The new Processor Designer fully automates the exploration of the number of parallel data paths by generating software development tools such as assembler, linker, simulator, and a highly-optimising C complier for software performance measurement, as well as RTL code generation for hardware cost estimation.

The result is that the user can script the exploration of various architectures with different datapaths in a matter of hours rather than months.

"A start-up company still in 'stealth' mode made use of the new VLIW support in CoWare Processor Designer to model its new processor architecture", said Dr Andrea Kroll, Product Marketing Director, CoWare.

"According to the company's CEO, Processor Designer enabled his team to demonstrate its new architecture to investors and new customers early, before the silicon was available, specifically because the modelling could be done very quickly".

Added Kroll: "Similarly, CoWare Processor Designer tools enabled a large US-based semiconductor company to provide its customers with early access to its next-generation architecture".

"This gave the company a unique 'go-to-market' advantage because its customers could provide very early feedback".

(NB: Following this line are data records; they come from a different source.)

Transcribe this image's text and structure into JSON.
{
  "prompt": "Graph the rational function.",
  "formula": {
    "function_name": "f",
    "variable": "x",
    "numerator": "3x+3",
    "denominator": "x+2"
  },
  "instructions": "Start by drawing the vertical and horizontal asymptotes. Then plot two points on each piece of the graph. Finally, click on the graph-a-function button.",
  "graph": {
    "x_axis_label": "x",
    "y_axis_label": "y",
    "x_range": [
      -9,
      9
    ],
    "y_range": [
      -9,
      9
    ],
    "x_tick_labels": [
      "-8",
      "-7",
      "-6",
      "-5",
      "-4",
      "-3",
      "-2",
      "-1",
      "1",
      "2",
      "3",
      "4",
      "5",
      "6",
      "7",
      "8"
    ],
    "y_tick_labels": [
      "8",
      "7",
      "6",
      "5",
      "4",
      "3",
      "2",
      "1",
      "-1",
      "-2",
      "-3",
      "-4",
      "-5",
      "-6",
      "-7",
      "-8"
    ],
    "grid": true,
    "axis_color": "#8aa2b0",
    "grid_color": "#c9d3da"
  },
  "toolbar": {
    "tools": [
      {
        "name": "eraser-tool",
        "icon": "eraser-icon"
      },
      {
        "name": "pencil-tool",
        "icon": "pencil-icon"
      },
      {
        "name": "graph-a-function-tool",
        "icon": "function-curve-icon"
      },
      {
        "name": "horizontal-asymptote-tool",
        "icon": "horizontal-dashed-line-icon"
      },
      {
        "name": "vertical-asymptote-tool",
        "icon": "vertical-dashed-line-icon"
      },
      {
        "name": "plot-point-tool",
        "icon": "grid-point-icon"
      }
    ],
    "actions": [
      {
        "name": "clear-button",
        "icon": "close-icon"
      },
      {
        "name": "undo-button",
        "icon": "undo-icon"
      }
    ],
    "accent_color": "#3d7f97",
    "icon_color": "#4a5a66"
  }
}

Continued Kroll: "CoWare Processor Designer is unique because it can generate, from one specification, all the software development tools and the RTL for processor architects, software developers and hardware designers".

"Other tools require multiple, independent specifications to generate the individual solutions that might not be consistent".

"With CoWare's one specification approach, there is a real time savings for the user".

New features in the most recent release of Processor Designer contribute to the overall benefit of faster architecture exploration.

Full C compiler support for the new VLIW language extensions enable quick exploration on the number of parallel instructions suitable for a specific application or application space.

Efficient RTL generation from one specification enables quick cost analysis of the VLIW architecture.

And the unified debugging environment for stand-alone and system-level debugging enables advanced debugging for the software application jointly with the processor and the platform hardware, which improves processor design and software development productivity.

The new CoWare Processor Designer is available now from CoWare.